Fattori genetici e sociali
Vi sono certamente delle condizioni genetiche e/o sociali (es. sedentarietà, metabolismo, assunzione di determinati farmaci, …) che facilitano l’aumento ponderale, tuttavia, tra un lieve o moderato sovrappeso e un’obesità tale da impedire o, comunque, limitare significativamente alcuni atti della vita quotidiana, vi è una differenza significativa. Può capitare a tutti di eccedere con il cibo, durante le festività che diventano un susseguirsi di pranzi e cene luculliane, ovvero a causa di un momento di particolare difficoltà e sconforto che ci porta a coccolarci con una tavoletta di cioccolato, ma altra cosa è giungere alle soglie dei 150 kg, a quella condizione per cui “non riesco più a sedermi sulle sedie”. Questo “eccesso eccessivo”, una volta che sono state escluse condizioni mediche, porterebbe a pensare che vi sia un altro piano sul quale soffermarsi.
Effetti dell’obesità
L’importante sovrappeso e l’obesità portano, generalmente, con sé diverse difficoltà, oltre alle già menzionate fatiche nel compiere semplici atti della vita quotidiana (es. camminare, salire le scale…), è possibile che insorgano problemi sul lavoro – i pazienti lamentano con frequenza di non essere stati assunti o allontanati dal posto di lavoro a causa della loro mole (completamente vero o solo parzialmente vero, questo dato non andrebbe trascurato). Vengono altresì segnalate importanti difficoltà nelle relazioni interpersonali e affettive unitamente ad un aumento dell’ansia, di momenti depressivi, ad un abbassamento dell’autostima, fino ad un significativo ritiro sociale.
Non è infrequente osservare come i bambini obesi siano spesso oggetto di bullismo da parte dei compagni di scuola (come possiamo leggere nell’articolo “Obesità e bullismo.
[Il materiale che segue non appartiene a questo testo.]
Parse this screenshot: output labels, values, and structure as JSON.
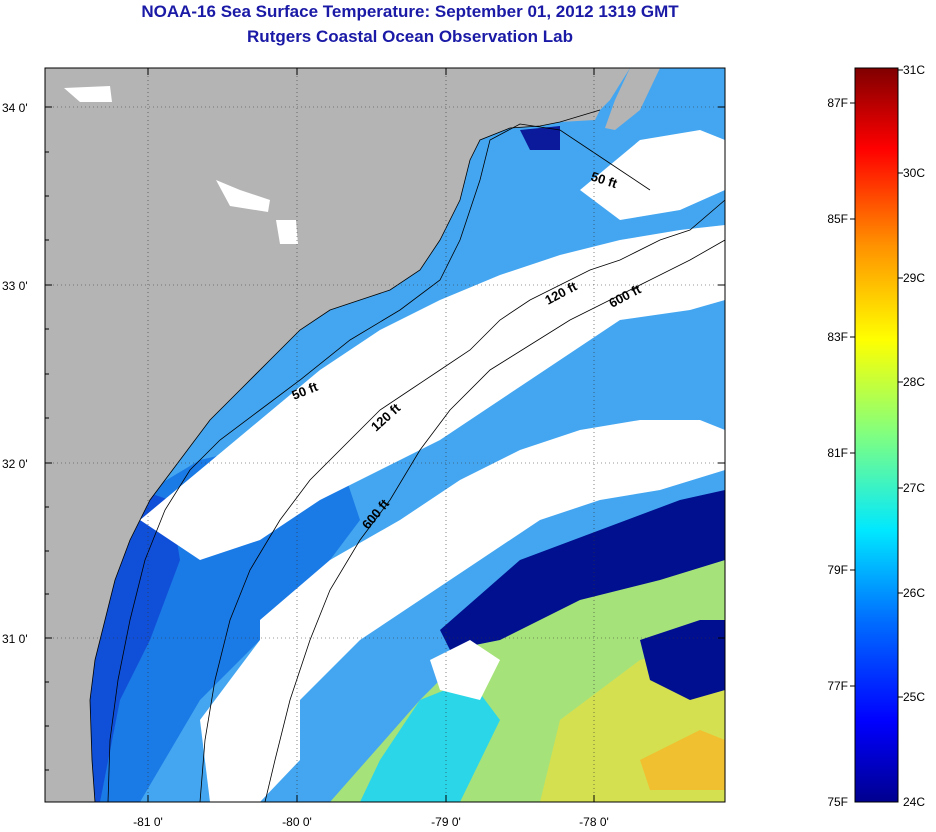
{
  "title": "NOAA-16 Sea Surface Temperature:  September 01, 2012 1319 GMT",
  "subtitle": "Rutgers Coastal Ocean Observation Lab",
  "lat_labels": [
    "34 0'",
    "33 0'",
    "32 0'",
    "31 0'"
  ],
  "lon_labels": [
    "-81 0'",
    "-80 0'",
    "-79 0'",
    "-78 0'"
  ],
  "contour_labels": {
    "c50_north": "50 ft",
    "c50_south": "50 ft",
    "c120_north": "120 ft",
    "c120_south": "120 ft",
    "c600_north": "600 ft",
    "c600_south": "600 ft"
  },
  "colorbar": {
    "fahrenheit_labels": [
      "87F",
      "85F",
      "83F",
      "81F",
      "79F",
      "77F",
      "75F"
    ],
    "celsius_labels": [
      "31C",
      "30C",
      "29C",
      "28C",
      "27C",
      "26C",
      "25C",
      "24C"
    ],
    "colors": [
      "#00008f",
      "#0000ff",
      "#0080ff",
      "#00ffff",
      "#80ff80",
      "#ffff00",
      "#ff8000",
      "#ff0000",
      "#800000"
    ]
  },
  "colors": {
    "land": "#b4b4b4",
    "cloud": "#ffffff",
    "title": "#1a1aa6"
  }
}
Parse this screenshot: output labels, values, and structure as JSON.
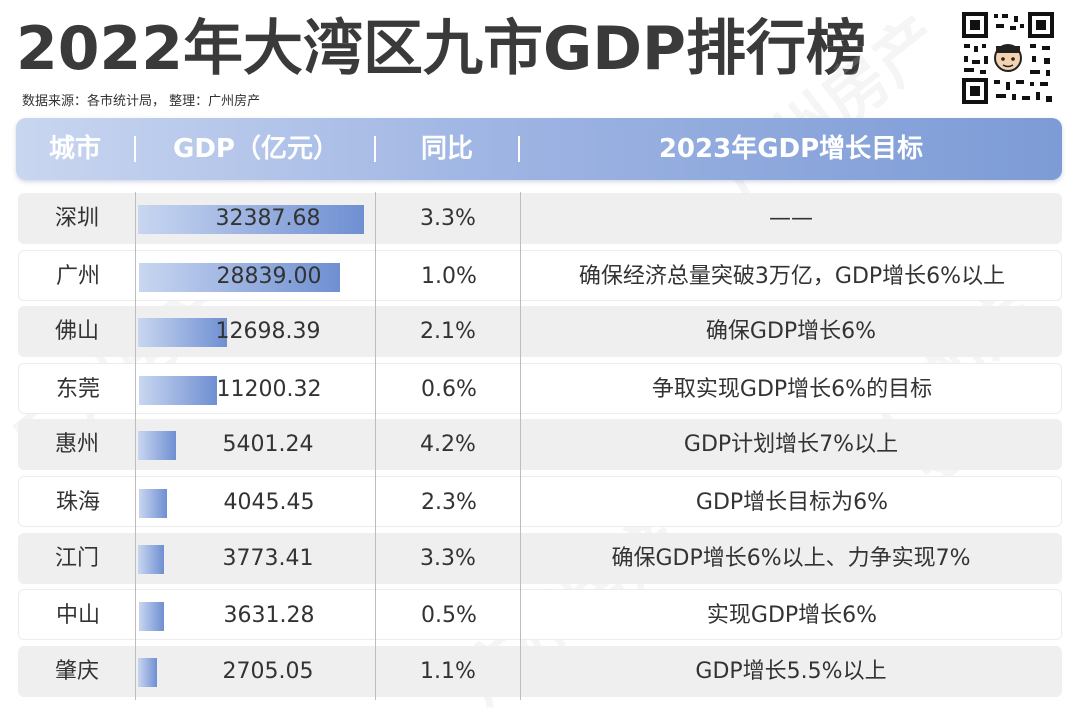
{
  "title": "2022年大湾区九市GDP排行榜",
  "source": "数据来源：各市统计局， 整理：广州房产",
  "watermark": "广州房产",
  "header": {
    "city": "城市",
    "gdp": "GDP（亿元）",
    "yoy": "同比",
    "target": "2023年GDP增长目标"
  },
  "colors": {
    "header_start": "#c9d6f0",
    "header_end": "#7d9bd6",
    "bar_start": "#c8d6f0",
    "bar_end": "#6f8fd2"
  },
  "chart_data": {
    "type": "table",
    "title": "2022年大湾区九市GDP排行榜",
    "columns": [
      "城市",
      "GDP（亿元）",
      "同比",
      "2023年GDP增长目标"
    ],
    "gdp_max": 32387.68,
    "rows": [
      {
        "city": "深圳",
        "gdp": 32387.68,
        "gdp_text": "32387.68",
        "yoy": "3.3%",
        "target": "——"
      },
      {
        "city": "广州",
        "gdp": 28839.0,
        "gdp_text": "28839.00",
        "yoy": "1.0%",
        "target": "确保经济总量突破3万亿，GDP增长6%以上"
      },
      {
        "city": "佛山",
        "gdp": 12698.39,
        "gdp_text": "12698.39",
        "yoy": "2.1%",
        "target": "确保GDP增长6%"
      },
      {
        "city": "东莞",
        "gdp": 11200.32,
        "gdp_text": "11200.32",
        "yoy": "0.6%",
        "target": "争取实现GDP增长6%的目标"
      },
      {
        "city": "惠州",
        "gdp": 5401.24,
        "gdp_text": "5401.24",
        "yoy": "4.2%",
        "target": "GDP计划增长7%以上"
      },
      {
        "city": "珠海",
        "gdp": 4045.45,
        "gdp_text": "4045.45",
        "yoy": "2.3%",
        "target": "GDP增长目标为6%"
      },
      {
        "city": "江门",
        "gdp": 3773.41,
        "gdp_text": "3773.41",
        "yoy": "3.3%",
        "target": "确保GDP增长6%以上、力争实现7%"
      },
      {
        "city": "中山",
        "gdp": 3631.28,
        "gdp_text": "3631.28",
        "yoy": "0.5%",
        "target": "实现GDP增长6%"
      },
      {
        "city": "肇庆",
        "gdp": 2705.05,
        "gdp_text": "2705.05",
        "yoy": "1.1%",
        "target": "GDP增长5.5%以上"
      }
    ]
  }
}
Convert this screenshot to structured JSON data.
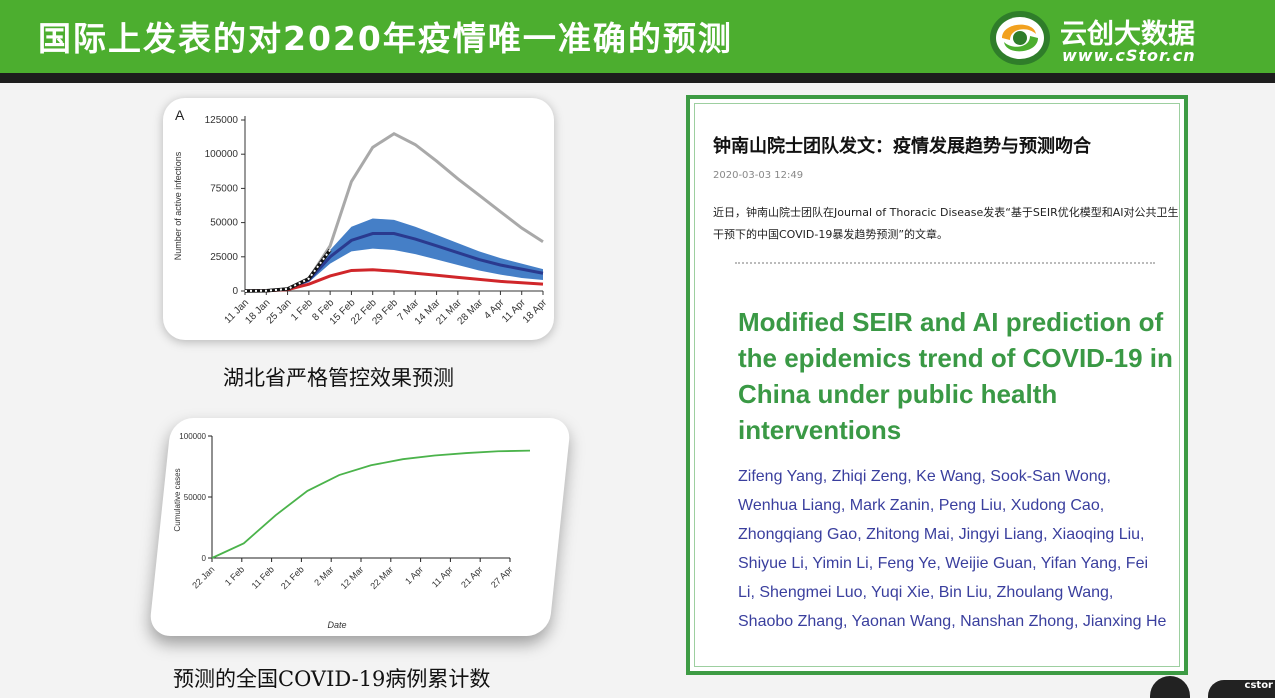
{
  "header": {
    "title": "国际上发表的对2020年疫情唯一准确的预测",
    "logo_name": "云创大数据",
    "logo_url": "www.cStor.cn",
    "bg_color": "#4cae2f"
  },
  "chart1": {
    "caption": "湖北省严格管控效果预测",
    "chart_data": {
      "type": "line",
      "panel_label": "A",
      "ylabel": "Number of active infections",
      "yticks": [
        "0",
        "25000",
        "50000",
        "75000",
        "100000",
        "125000"
      ],
      "ylim": [
        0,
        125000
      ],
      "categories": [
        "11 Jan",
        "18 Jan",
        "25 Jan",
        "1 Feb",
        "8 Feb",
        "15 Feb",
        "22 Feb",
        "29 Feb",
        "7 Mar",
        "14 Mar",
        "21 Mar",
        "28 Mar",
        "4 Apr",
        "11 Apr",
        "18 Apr"
      ],
      "series": [
        {
          "color": "#a9a9a9",
          "values": [
            0,
            200,
            1500,
            9000,
            33000,
            80000,
            105000,
            115000,
            107000,
            95000,
            82000,
            70000,
            58000,
            46000,
            36000
          ]
        },
        {
          "color": "#2a3a8f",
          "band_color": "#3b78c4",
          "values": [
            0,
            200,
            1500,
            8000,
            25000,
            37000,
            42000,
            42000,
            38000,
            33000,
            28000,
            23000,
            19000,
            16000,
            13000
          ],
          "band_upper": [
            0,
            250,
            1800,
            10000,
            30000,
            47000,
            53000,
            52000,
            47000,
            41000,
            35000,
            29000,
            24000,
            20000,
            16000
          ],
          "band_lower": [
            0,
            150,
            1200,
            6500,
            20000,
            29000,
            31000,
            30000,
            27000,
            23000,
            19000,
            15000,
            12000,
            9500,
            8000
          ]
        },
        {
          "color": "#d0262a",
          "values": [
            0,
            150,
            1000,
            5000,
            11000,
            15000,
            15500,
            14500,
            13000,
            11500,
            10000,
            8500,
            7000,
            6000,
            5000
          ]
        },
        {
          "color": "#111111",
          "style": "dotted",
          "values": [
            0,
            200,
            1500,
            9000,
            30000,
            null,
            null,
            null,
            null,
            null,
            null,
            null,
            null,
            null,
            null
          ]
        }
      ]
    }
  },
  "chart2": {
    "caption": "预测的全国COVID-19病例累计数",
    "chart_data": {
      "type": "line",
      "xlabel": "Date",
      "ylabel": "Cumulative cases",
      "yticks": [
        "0",
        "50000",
        "100000"
      ],
      "ylim": [
        0,
        100000
      ],
      "categories": [
        "22 Jan",
        "1 Feb",
        "11 Feb",
        "21 Feb",
        "2 Mar",
        "12 Mar",
        "22 Mar",
        "1 Apr",
        "11 Apr",
        "21 Apr",
        "27 Apr"
      ],
      "series": [
        {
          "color": "#4bb34b",
          "values": [
            0,
            12000,
            35000,
            55000,
            68000,
            76000,
            81000,
            84000,
            86000,
            87500,
            88000
          ]
        }
      ]
    }
  },
  "article": {
    "headline": "钟南山院士团队发文：疫情发展趋势与预测吻合",
    "date": "2020-03-03 12:49",
    "body": "近日，钟南山院士团队在Journal of Thoracic Disease发表“基于SEIR优化模型和AI对公共卫生干预下的中国COVID-19暴发趋势预测”的文章。",
    "paper_title": "Modified SEIR and AI prediction of the epidemics trend of COVID-19 in China under public health interventions",
    "authors": "Zifeng Yang, Zhiqi Zeng, Ke Wang, Sook-San Wong, Wenhua Liang, Mark Zanin, Peng Liu, Xudong Cao, Zhongqiang Gao, Zhitong Mai, Jingyi Liang, Xiaoqing Liu, Shiyue Li, Yimin Li, Feng Ye, Weijie Guan, Yifan Yang, Fei Li, Shengmei Luo, Yuqi Xie, Bin Liu, Zhoulang Wang, Shaobo Zhang, Yaonan Wang, Nanshan Zhong, Jianxing He",
    "border_color": "#3d9b44"
  },
  "footer": {
    "corner_text": "cstor"
  }
}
Un pericolo insidioso che può essere sconfitto.”) e gli adulti obesi di discriminazione, isolamento e svalutazione.
L’incontro con uno psicologo, uno psicoterapeuta, potrebbe, magari, aiutare il soggetto a riflettere, ad esempio, su ciò che l’ha condotto ad essere in grave sovrappeso o, addirittura, obeso, ma anche a soffermarsi sulle condizioni che, attualmente, lo affaticano, non permettendogli di calare di peso, nonostante la volontà (per un piccolo approfondimento sul tema si rimanda al breve articolo “Incontrare uno psicologo?!” “E perché no?”).
Se è possibile pensare all’obesità e al sovrappeso come espressioni soggettive e non sempre riducibili a condizioni mediche e a scarsa forza di volontà del soggetto di darsi dei limiti rispetto al cibo, perché non provare a riflettere un po’ sugli aspetti psicologici che rendono difficile, ad esempio, mettere questi limiti nel rapporto con il cibo?